At this point the Chicago and North Western Railway took a financial interest in both narrow gauge companies. The Galena and Southern Wisconsin Railroad was reorganized as the Galena and Wisconsin Railroad and was consolidated with the Chicago and Tomah Railroad to create a new company of the same name, but incorporated in both Illinois and Wisconsin. This was effective on August 3, 1880. The new Chicago and Tomah constructed the 8 mi between Montfort Junction and Rewey to connect the two networks.

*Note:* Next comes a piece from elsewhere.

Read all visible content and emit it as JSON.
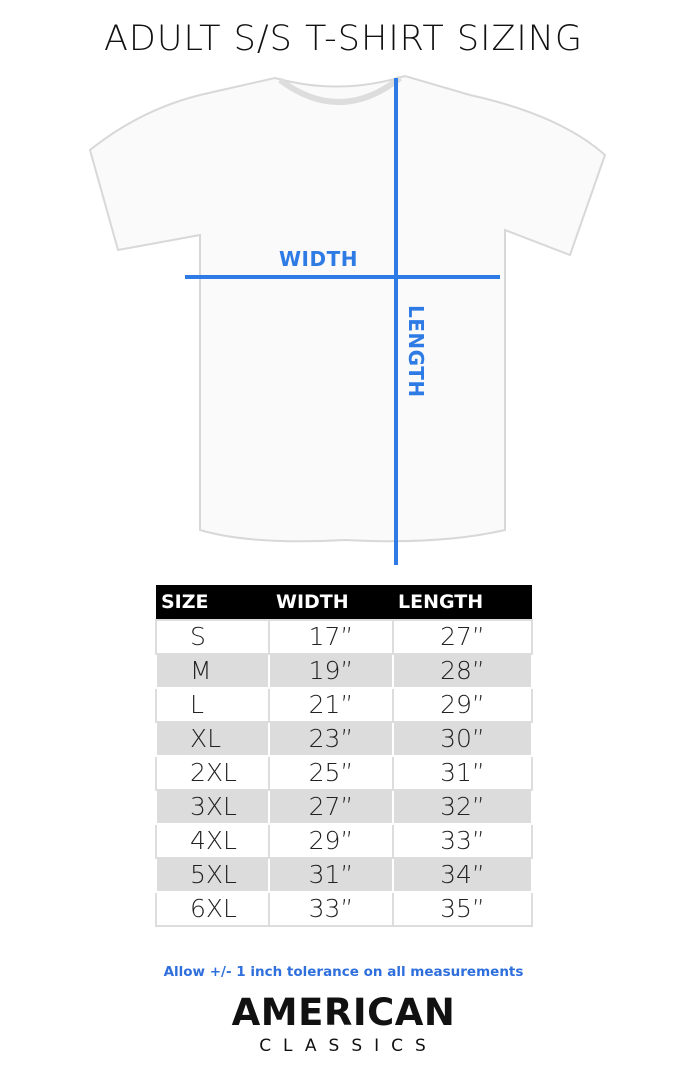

Meanwhile, the Chicago and Tomah was building a new 60 mi standard gauge line from Madison to Montfort, in order to connect the narrow gauge system with the rest of the North Western's network. This work was ongoing when the Chicago and Tomah was consolidated with the Milwaukee and Madison Railway on December 3, 1880, to form a new company of that name. That line was completed in 1881. Most of the narrow gauge network was converted to standard gauge in 1882. The exception was the Chicago and Tomah's line between Fennimore and Woodman, which remained a narrow gauge line until its abandonment in 1926.

==Lines==

The Chicago and Tomah's line between Fennimore and Woodman was never converted to standard gauge and was abandoned on January 30, 1926. The line from Lancaster to Montfort, together with the Milwaukee and Madison's from Monfort to Madison, was known as the Lancaster Subdivision. Most of that line, including all of the former Chicago and Tomah trackage, was abandoned in 1980.